The vote will take place Wednesday morning when the conference meets for a weekly closed-door session.
Rep. Elise Stefanik, a New York Republican, is expected to garner enough votes to succeed Cheney.
Cheney, of Wyoming, has increasingly frustrated fellow members of the leadership team by publicly criticizing former President Donald Trump. Cheney blames Trump for the Jan. 6 riot at the Capitol that was carried out by throngs of his supporters. Cheney has continued to call on the party to dump the president and prevent him from playing any role in party politics.
McCarthy told Fox News on Sunday the House would vote this week on Cheney’s fate, and her GOP critics say the votes are there to push her out.
Stefanik backs Trump and said the GOP must embrace his agenda and seek to maintain support from Trump’s coalition of supporters in order to win back the majority in 2022.

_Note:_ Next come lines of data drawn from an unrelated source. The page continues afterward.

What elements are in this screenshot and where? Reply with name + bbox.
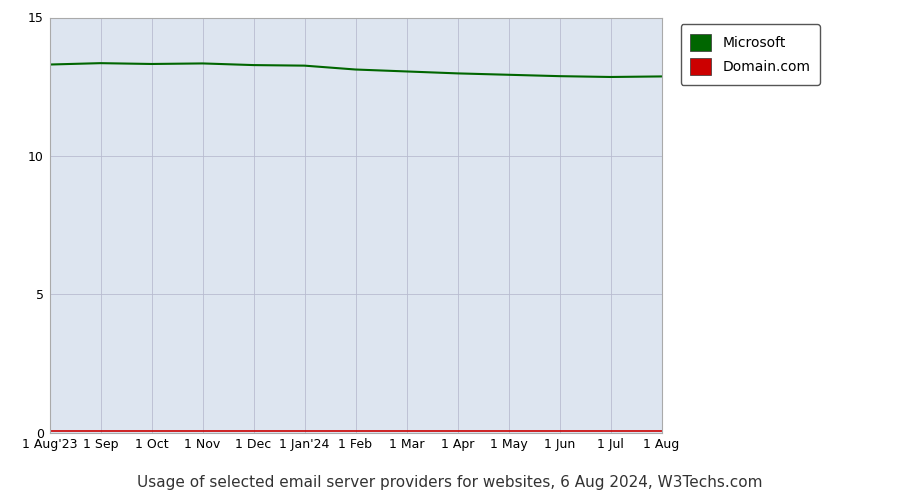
- Legend: Microsoft, Domain.com: Microsoft, Domain.com: [680, 24, 820, 84]
- Text: Usage of selected email server providers for websites, 6 Aug 2024, W3Techs.com: Usage of selected email server providers…: [137, 475, 763, 490]
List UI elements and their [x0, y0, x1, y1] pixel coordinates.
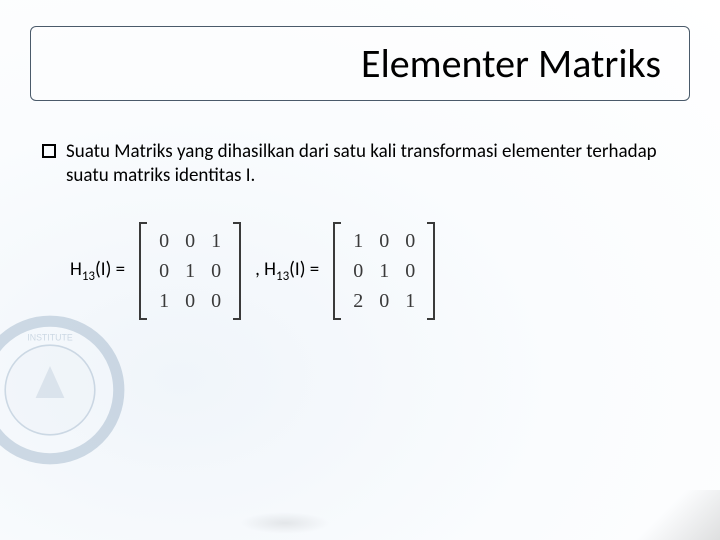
eq2-prefix: , H — [255, 258, 276, 281]
m1-r0c2: 1 — [211, 230, 221, 253]
matrix-1-cells: 0 0 1 0 1 0 1 0 0 — [147, 222, 233, 320]
m1-r2c0: 1 — [159, 290, 169, 313]
m1-r0c1: 0 — [185, 230, 195, 253]
m1-r2c2: 0 — [211, 290, 221, 313]
bracket-left-icon — [333, 222, 341, 320]
eq1-prefix: H — [70, 258, 82, 281]
watermark-seal: INSTITUTE — [0, 310, 130, 470]
m2-r2c1: 0 — [379, 290, 389, 313]
bracket-left-icon — [139, 222, 147, 320]
matrix-1: 0 0 1 0 1 0 1 0 0 — [139, 222, 241, 320]
bracket-right-icon — [233, 222, 241, 320]
matrix-2: 1 0 0 0 1 0 2 0 1 — [333, 222, 435, 320]
corner-shadow — [600, 490, 720, 540]
bracket-right-icon — [427, 222, 435, 320]
m2-r1c2: 0 — [405, 260, 415, 283]
eq1-label: H13(I) = — [70, 258, 125, 284]
page-title: Elementer Matriks — [43, 39, 661, 88]
page-curl-shadow — [240, 512, 330, 534]
m1-r0c0: 0 — [159, 230, 169, 253]
m1-r1c2: 0 — [211, 260, 221, 283]
eq1-suffix: (I) = — [95, 258, 125, 281]
m1-r1c1: 1 — [185, 260, 195, 283]
m2-r2c0: 2 — [353, 290, 363, 313]
m1-r2c1: 0 — [185, 290, 195, 313]
m2-r0c2: 0 — [405, 230, 415, 253]
eq2-sub: 13 — [276, 269, 289, 284]
m2-r1c0: 0 — [353, 260, 363, 283]
eq2-suffix: (I) = — [289, 258, 319, 281]
eq2-label: , H13(I) = — [255, 258, 319, 284]
bullet-square-icon — [42, 144, 56, 158]
bullet-text: Suatu Matriks yang dihasilkan dari satu … — [66, 140, 678, 188]
equations-row: H13(I) = 0 0 1 0 1 0 1 0 0 , H13(I) = 1 … — [70, 222, 435, 320]
m2-r0c0: 1 — [353, 230, 363, 253]
m2-r1c1: 1 — [379, 260, 389, 283]
m2-r0c1: 0 — [379, 230, 389, 253]
bullet-item: Suatu Matriks yang dihasilkan dari satu … — [42, 140, 678, 188]
matrix-2-cells: 1 0 0 0 1 0 2 0 1 — [341, 222, 427, 320]
title-box: Elementer Matriks — [30, 26, 690, 101]
m1-r1c0: 0 — [159, 260, 169, 283]
svg-text:INSTITUTE: INSTITUTE — [27, 332, 73, 342]
m2-r2c2: 1 — [405, 290, 415, 313]
eq1-sub: 13 — [82, 269, 95, 284]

Republican leaders said Cheney was not working to unite the conference in order to maximize chances of winning in 2022. Instead, they said, she was aggravating a divide between the pro-Trump wing of the conference and those who oppose the former president.

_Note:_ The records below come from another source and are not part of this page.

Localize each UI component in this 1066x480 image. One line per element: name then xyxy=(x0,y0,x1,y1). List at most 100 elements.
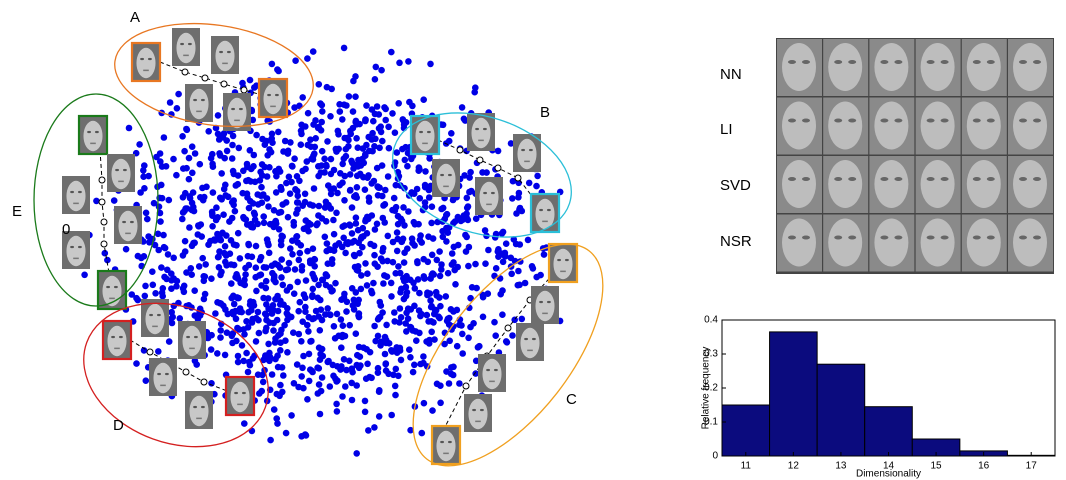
face xyxy=(482,358,502,390)
mouth xyxy=(478,139,484,142)
dot xyxy=(265,241,272,249)
mouth xyxy=(152,325,158,328)
trajectory-node xyxy=(462,382,470,390)
ellipse-d xyxy=(83,302,269,448)
dot xyxy=(214,350,221,357)
dot xyxy=(397,314,405,321)
dot xyxy=(223,147,231,155)
grid-eye xyxy=(1033,235,1041,240)
dot xyxy=(299,202,307,209)
dot xyxy=(472,215,480,222)
dot xyxy=(211,237,219,244)
dot xyxy=(398,238,405,246)
dot xyxy=(339,116,346,123)
mouth xyxy=(109,297,115,300)
dot xyxy=(346,221,353,228)
eye xyxy=(440,173,445,177)
dot xyxy=(432,307,440,314)
dot xyxy=(274,261,282,269)
grid-eye xyxy=(940,60,949,64)
grid-face xyxy=(1013,160,1047,208)
eye xyxy=(186,335,191,339)
dot xyxy=(379,244,387,252)
dot xyxy=(403,328,410,335)
face-thumbnails xyxy=(62,28,579,466)
dot xyxy=(241,281,249,289)
dot xyxy=(263,301,270,308)
dot xyxy=(165,338,173,345)
dot xyxy=(315,212,322,219)
dot xyxy=(272,335,279,342)
dot xyxy=(273,172,280,180)
dot xyxy=(371,76,379,83)
grid-eye xyxy=(940,177,949,181)
dot xyxy=(216,150,223,157)
dot xyxy=(296,298,304,306)
dot xyxy=(337,170,344,177)
dot xyxy=(370,279,377,287)
dot xyxy=(310,185,318,192)
row-label: SVD xyxy=(720,177,751,194)
dot xyxy=(269,302,277,309)
dot xyxy=(267,436,274,444)
dot xyxy=(391,129,399,136)
dot xyxy=(273,415,281,422)
dot xyxy=(332,242,339,249)
grid-eye xyxy=(894,118,903,123)
grid-eye xyxy=(788,60,796,64)
dot xyxy=(254,371,262,379)
grid-eye xyxy=(880,60,889,64)
dot xyxy=(384,257,391,265)
dot xyxy=(274,352,281,360)
eye xyxy=(70,190,75,194)
dot xyxy=(391,309,398,316)
eye xyxy=(94,130,99,134)
dot xyxy=(277,237,285,244)
dot xyxy=(249,224,257,231)
label-b: B xyxy=(540,104,550,121)
dot xyxy=(305,377,313,385)
dot xyxy=(466,188,473,196)
grid-face xyxy=(782,101,816,150)
dot xyxy=(282,266,290,274)
dot xyxy=(295,307,303,315)
dot xyxy=(500,251,508,259)
face xyxy=(176,32,196,64)
eye xyxy=(557,258,562,262)
dot xyxy=(352,220,360,227)
dot xyxy=(155,348,162,355)
dot xyxy=(499,228,507,236)
dot xyxy=(128,291,136,298)
dot xyxy=(405,208,412,215)
dot xyxy=(291,104,298,111)
dot xyxy=(353,184,361,191)
dot xyxy=(251,84,258,91)
dot xyxy=(260,213,268,220)
dot xyxy=(354,163,362,170)
dot xyxy=(348,379,356,387)
dot xyxy=(318,162,325,169)
face xyxy=(118,210,138,242)
dot xyxy=(472,260,479,268)
dot xyxy=(415,164,423,171)
grid-face xyxy=(1013,218,1047,267)
dot xyxy=(393,247,401,255)
face xyxy=(263,83,283,115)
dot xyxy=(371,226,379,233)
grid-eye xyxy=(848,60,857,64)
dot xyxy=(322,271,330,278)
dot xyxy=(415,307,423,314)
dot xyxy=(181,248,189,255)
dot xyxy=(270,274,278,281)
dot xyxy=(427,60,434,68)
grid-eye xyxy=(834,60,843,64)
dot xyxy=(240,213,247,221)
dot xyxy=(179,215,186,223)
dot xyxy=(293,187,301,195)
dot xyxy=(241,420,248,427)
dot xyxy=(444,269,452,277)
dot xyxy=(371,251,378,259)
trajectory-node xyxy=(456,146,464,154)
dot xyxy=(183,126,191,134)
dot xyxy=(374,332,382,340)
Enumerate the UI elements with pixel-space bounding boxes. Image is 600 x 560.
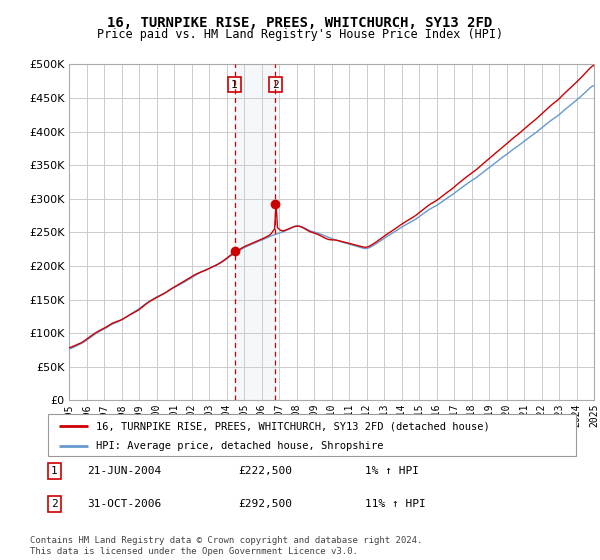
Bar <box>235 64 275 400</box>
Text: £222,500: £222,500 <box>238 466 292 476</box>
Text: 1: 1 <box>50 466 58 476</box>
Text: 1% ↑ HPI: 1% ↑ HPI <box>365 466 419 476</box>
FancyBboxPatch shape <box>48 414 576 456</box>
Text: 2: 2 <box>50 500 58 509</box>
Text: 11% ↑ HPI: 11% ↑ HPI <box>365 500 425 509</box>
Text: 31-OCT-2006: 31-OCT-2006 <box>88 500 162 509</box>
Text: 16, TURNPIKE RISE, PREES, WHITCHURCH, SY13 2FD: 16, TURNPIKE RISE, PREES, WHITCHURCH, SY… <box>107 16 493 30</box>
Text: 21-JUN-2004: 21-JUN-2004 <box>88 466 162 476</box>
Text: Contains HM Land Registry data © Crown copyright and database right 2024.
This d: Contains HM Land Registry data © Crown c… <box>30 536 422 556</box>
Text: Price paid vs. HM Land Registry's House Price Index (HPI): Price paid vs. HM Land Registry's House … <box>97 28 503 41</box>
Text: £292,500: £292,500 <box>238 500 292 509</box>
Text: 1: 1 <box>231 80 238 90</box>
Text: HPI: Average price, detached house, Shropshire: HPI: Average price, detached house, Shro… <box>95 441 383 451</box>
Text: 16, TURNPIKE RISE, PREES, WHITCHURCH, SY13 2FD (detached house): 16, TURNPIKE RISE, PREES, WHITCHURCH, SY… <box>95 421 489 431</box>
Text: 2: 2 <box>272 80 279 90</box>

“If we are to succeed in stopping the radical Democratic agenda from destroying our country, these internal conflicts need to be resolved so as not to detract from the efforts of our collective team,” McCarthy said.
Cheney survived a vote to remove her in February after she voted along with 10 other Republicans to impeach Trump on a charge he incited the Jan. 6 riot.
McCarthy urged the conference to back Cheney in February, but he’s now supporting Stefanik, making Cheney’s chances of prevailing on Wednesday rather slim.
Cheney supporters say there are many Republicans who also want the party to steer away from Trump.
On the Senate side, Utah’s Mitt Romney has been the most vocal Republican in support of Cheney.
He tweeted quickly on Monday when McCarthy announced the vote.
“Expelling Liz Cheney from leadership won’t gain the GOP one additional voter, but it will cost us quite a few,” Romney tweeted.